También hay voces que ven en la elección una victoria de la juventud, hastiada de la corrupción y la nostalgia del pasado. La comparación con Polonia es recurrente: muchos destacan que los conservadores polacos nunca toleraron las relaciones de Orbán con Moscú y celebran la caída del «último amigo de Putin» en la UE. Sin embargo, persiste el temor de que la burocracia europea repita sus errores, confunda una alternancia con una transformación y devuelva el control a las mismas élites que han capturado el Estado durante década y media.

Conclusión
La victoria de Péter Magyar abre una oportunidad para Hungría y para la Unión Europea. Pero la euforia inicial de Bruselas puede transformarse en frustración si no se abordan los obstáculos estructurales. La UE debe acompañar la transición con recursos y asesoramiento, sin caer en la complacencia ni imponer recetas que alimenten el euroescepticismo. Hungría necesita reformas profundas para deshacer el entramado legal y clientelar del orbanismo; de lo contrario, un nuevo gobierno podría quedarse paralizado antes de empezar.

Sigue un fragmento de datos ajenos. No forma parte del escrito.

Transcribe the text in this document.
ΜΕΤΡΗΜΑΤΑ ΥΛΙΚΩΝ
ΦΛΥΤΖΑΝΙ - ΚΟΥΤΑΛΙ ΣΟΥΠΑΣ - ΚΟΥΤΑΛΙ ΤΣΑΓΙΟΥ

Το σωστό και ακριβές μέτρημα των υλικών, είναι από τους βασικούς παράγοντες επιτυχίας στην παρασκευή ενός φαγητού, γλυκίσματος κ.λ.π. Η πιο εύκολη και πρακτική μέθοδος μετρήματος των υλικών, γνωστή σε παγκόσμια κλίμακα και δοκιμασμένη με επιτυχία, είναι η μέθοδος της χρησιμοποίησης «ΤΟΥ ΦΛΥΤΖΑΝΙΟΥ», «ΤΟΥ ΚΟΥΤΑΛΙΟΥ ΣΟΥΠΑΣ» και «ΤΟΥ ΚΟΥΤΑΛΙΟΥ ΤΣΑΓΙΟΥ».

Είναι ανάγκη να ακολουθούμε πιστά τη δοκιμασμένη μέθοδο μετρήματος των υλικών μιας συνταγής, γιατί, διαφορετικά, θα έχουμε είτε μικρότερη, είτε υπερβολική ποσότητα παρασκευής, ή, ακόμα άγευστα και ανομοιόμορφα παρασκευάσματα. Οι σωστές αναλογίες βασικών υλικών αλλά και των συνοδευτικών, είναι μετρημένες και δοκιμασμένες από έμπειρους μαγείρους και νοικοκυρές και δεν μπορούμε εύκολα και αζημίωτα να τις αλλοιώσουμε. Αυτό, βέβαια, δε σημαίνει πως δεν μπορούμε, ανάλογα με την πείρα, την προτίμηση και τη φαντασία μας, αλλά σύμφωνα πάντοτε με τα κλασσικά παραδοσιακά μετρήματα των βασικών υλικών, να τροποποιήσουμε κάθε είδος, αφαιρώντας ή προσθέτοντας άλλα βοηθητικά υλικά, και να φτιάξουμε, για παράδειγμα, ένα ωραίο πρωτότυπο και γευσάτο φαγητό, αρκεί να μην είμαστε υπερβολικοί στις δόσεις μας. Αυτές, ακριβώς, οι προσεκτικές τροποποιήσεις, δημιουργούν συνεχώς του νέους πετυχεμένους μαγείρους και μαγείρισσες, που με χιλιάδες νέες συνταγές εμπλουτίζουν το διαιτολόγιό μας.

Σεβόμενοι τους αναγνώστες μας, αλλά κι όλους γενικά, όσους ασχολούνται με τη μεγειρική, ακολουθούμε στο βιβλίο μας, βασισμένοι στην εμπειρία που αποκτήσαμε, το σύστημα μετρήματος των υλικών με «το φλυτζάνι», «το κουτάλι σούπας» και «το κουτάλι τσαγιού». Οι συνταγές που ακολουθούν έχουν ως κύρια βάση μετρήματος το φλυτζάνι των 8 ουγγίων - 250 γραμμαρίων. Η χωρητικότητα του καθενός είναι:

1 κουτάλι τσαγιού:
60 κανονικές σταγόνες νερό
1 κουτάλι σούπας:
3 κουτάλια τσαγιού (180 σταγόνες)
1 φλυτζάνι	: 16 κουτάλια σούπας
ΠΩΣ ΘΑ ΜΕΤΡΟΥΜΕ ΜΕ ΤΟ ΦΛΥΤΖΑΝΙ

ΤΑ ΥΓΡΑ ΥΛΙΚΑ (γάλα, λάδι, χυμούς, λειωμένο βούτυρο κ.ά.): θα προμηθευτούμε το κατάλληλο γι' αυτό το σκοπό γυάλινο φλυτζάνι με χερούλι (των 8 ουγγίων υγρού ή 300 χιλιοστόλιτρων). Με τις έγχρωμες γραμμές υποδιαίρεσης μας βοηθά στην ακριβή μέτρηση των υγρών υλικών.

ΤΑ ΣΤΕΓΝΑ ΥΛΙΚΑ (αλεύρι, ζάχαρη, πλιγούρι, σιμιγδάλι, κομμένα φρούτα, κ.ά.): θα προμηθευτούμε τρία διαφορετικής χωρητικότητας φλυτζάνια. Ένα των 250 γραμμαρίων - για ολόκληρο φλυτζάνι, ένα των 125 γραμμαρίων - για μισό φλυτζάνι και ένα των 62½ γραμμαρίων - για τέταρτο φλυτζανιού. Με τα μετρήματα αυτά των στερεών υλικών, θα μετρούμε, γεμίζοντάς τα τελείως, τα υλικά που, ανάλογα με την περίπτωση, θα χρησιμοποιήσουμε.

Al mismo tiempo, Polonia refuerza su posición como mediador entre el Este y el Oeste de Europa. La cooperación entre Varsovia y Budapest puede impulsar la defensa del Estado de derecho y acelerar proyectos estratégicos, pero también desafiar ciertas directrices de Bruselas. En este tablero en movimiento, el mayor error de cálculo sería creer que la derrota de Orbán soluciona automáticamente todos los problemas. La historia reciente demuestra que los populismos se reinventan y que la reconstrucción democrática es un proceso largo y frágil.